Ada Lorena (Dwight) Keating (1872-1964) was a daughter of Daniel Dwight, homesteader near De Smet. One of Ada’s brothers was taught by Laura Ingalls in the Wilkin School; Ada’s uncle was V.S.L. Owen, early De Smet teacher. Her grandfather was Sam Owen, De Smet blacksmith. Ada Keating wrote the following directions for twisting hay into sticks for burning.

“First you get some long stemmed medium dry hay. If the hay is too dry, you’ll likely get cuts and scratches on your hands and wrists. Hay stems up to 30 inches long is all right or you can use shorter stems by splicing them. Grasp one end of a hand full of hay and if you are right handed, place the other end of the hay under your left arm and proceed to twist the hay over and over. When it is about as tight as you can get it, let the loose end double back so it will twist itself together with the main part of the rope-like product. Do the same with the other end. When tight, tuck it under something to hold it. One who is used to it can make the twisted hay nearly as hard as wood. This takes experience. If you had a coal bin building with door, window and roof, it was often filled with twisted hay. This work would often be done during so called ‘leisure time.’ It was a job for ‘kids’ to do who were five or more years old. The loose hay was usually stored in a stall in the barn to keep it away from the rain, snow and the wind. I think you could demonstrate this twisting with a thin bath towel of the right length if you do not have the hay.”

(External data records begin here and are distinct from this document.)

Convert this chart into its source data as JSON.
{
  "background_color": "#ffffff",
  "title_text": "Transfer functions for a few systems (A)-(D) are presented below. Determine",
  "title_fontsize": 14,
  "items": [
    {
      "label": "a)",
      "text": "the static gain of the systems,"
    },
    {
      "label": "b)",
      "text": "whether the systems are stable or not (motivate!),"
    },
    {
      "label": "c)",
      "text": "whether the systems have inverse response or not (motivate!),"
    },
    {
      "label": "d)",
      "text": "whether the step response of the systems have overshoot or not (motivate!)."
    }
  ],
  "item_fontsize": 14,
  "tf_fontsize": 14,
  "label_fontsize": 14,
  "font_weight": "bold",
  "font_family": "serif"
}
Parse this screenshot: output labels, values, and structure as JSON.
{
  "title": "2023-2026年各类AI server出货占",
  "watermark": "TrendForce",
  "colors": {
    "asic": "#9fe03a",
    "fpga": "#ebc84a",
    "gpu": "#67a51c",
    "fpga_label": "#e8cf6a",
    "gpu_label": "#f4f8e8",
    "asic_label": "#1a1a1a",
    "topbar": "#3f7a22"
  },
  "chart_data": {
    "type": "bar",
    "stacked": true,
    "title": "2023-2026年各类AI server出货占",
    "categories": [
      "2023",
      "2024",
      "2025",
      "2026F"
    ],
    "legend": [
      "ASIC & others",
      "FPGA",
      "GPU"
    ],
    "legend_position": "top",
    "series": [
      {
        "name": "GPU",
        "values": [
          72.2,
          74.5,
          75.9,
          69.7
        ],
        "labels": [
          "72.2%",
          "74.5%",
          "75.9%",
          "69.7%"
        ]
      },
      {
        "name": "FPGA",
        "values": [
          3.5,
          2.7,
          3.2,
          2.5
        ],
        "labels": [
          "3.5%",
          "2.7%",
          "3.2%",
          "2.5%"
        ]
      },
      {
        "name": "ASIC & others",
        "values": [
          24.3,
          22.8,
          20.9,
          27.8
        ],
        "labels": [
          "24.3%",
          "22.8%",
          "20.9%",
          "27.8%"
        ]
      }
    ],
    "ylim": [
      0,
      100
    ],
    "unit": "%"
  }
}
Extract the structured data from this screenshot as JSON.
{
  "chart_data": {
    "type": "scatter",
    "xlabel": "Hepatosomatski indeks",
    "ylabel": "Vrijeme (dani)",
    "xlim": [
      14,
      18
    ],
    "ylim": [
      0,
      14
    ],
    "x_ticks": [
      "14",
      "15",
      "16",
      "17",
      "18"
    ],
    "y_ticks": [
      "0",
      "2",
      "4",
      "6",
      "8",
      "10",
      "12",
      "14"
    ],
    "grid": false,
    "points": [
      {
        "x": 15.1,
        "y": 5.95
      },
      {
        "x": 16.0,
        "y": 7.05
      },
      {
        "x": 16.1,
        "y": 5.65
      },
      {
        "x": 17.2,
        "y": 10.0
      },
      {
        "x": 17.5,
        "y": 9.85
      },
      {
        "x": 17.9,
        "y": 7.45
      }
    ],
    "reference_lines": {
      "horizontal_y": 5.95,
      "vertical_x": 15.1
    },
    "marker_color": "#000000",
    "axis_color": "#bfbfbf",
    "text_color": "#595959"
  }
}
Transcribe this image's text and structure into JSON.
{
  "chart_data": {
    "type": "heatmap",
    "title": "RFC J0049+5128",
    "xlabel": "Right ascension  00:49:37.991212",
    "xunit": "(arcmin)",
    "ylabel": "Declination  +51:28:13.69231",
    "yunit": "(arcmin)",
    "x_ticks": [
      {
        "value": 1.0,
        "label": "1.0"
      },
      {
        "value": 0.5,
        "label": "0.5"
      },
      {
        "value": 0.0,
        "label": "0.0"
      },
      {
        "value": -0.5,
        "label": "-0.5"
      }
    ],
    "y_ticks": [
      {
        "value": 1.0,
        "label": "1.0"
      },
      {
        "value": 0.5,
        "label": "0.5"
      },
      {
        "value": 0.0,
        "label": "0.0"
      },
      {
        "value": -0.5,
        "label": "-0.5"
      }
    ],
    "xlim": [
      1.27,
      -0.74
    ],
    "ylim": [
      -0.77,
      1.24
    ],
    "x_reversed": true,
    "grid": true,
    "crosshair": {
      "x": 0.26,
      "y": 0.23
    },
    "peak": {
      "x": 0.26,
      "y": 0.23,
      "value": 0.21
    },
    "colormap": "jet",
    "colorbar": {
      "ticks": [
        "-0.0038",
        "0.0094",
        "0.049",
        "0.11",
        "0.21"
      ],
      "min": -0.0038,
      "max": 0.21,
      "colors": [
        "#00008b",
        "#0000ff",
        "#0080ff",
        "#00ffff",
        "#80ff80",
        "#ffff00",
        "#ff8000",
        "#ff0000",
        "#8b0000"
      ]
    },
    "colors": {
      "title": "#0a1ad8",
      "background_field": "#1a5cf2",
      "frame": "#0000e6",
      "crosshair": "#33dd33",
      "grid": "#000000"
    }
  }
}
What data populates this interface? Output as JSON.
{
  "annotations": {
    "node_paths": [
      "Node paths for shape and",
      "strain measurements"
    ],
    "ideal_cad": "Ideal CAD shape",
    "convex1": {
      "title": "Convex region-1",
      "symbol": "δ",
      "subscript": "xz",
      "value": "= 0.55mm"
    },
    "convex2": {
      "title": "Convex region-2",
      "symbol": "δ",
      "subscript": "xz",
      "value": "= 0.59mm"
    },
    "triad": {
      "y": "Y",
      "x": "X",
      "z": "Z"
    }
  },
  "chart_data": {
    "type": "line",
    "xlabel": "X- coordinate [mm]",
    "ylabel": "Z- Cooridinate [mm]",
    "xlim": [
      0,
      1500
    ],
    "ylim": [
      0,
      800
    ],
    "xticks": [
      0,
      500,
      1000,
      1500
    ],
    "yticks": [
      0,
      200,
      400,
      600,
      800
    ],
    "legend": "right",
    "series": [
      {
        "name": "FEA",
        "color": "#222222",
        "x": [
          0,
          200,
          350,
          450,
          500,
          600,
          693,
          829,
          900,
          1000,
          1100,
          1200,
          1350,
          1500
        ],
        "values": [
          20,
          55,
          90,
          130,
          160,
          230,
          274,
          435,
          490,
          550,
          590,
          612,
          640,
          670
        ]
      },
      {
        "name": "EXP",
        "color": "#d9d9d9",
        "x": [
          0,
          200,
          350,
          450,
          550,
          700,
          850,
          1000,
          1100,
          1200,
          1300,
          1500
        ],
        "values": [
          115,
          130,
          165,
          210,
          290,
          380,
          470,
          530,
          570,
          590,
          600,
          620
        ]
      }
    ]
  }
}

As I was twisting reclaimed yarn (from an old wool sweater I unraveled) into a skein today, I was reminded again of how twisting hay is done in exactly the same way as twisting a skein of yarn. Yarn is wrapped either on a warping board, skein winder, or between two stationery pegs or nails, usually about three feet apart. Once all the yarn is wrapped, grab each end and twist in opposite directions. The yarn will kink in the middle and twist around itself. When it is completely twisted, you pull apart one of the sections and push the other end through it.

Of course Laura Ingalls must have seen or formed skeins of yarn and had noticed the similarities in hay and yarn twists. And no matter what the published The Long Winter says, everybody knows that Charles Ingalls didn’t invent the hay twist. Here is a bit from an article in a December 1880, Omaha Daily Herald, one of the many Hard Winter stories (it was also in the Pioneer Press, a newspaper known to have been read by Charles Ingalls) about twisting hay for use as fuel:

SOLUTIONS OF THE FUEL QUESTION. …It is essential to the settlement and development of those [western homesteading] regions that some cheaper substitute for coal and wood be found during the years that must elapse before the settlers can, or at least will, raise their own timber, and the Pioneer Press has recently been favored with a number of ingenious suggestions upon the subject by correspondents who have been impressed with the importance of the subject. It is well known that one substitute – a very cheap and useful one – has been in use for some years throughout western Minnesota. This is hay, the use of which was first introduced by the Russian Mennonites, and has now spread widely among the settlers of the prairie regions. The coarse sledge or slough grass is preferred, and when tightly twisted makes an excellent fuel, especially for cooking purposes, and is even successfully used for running engines.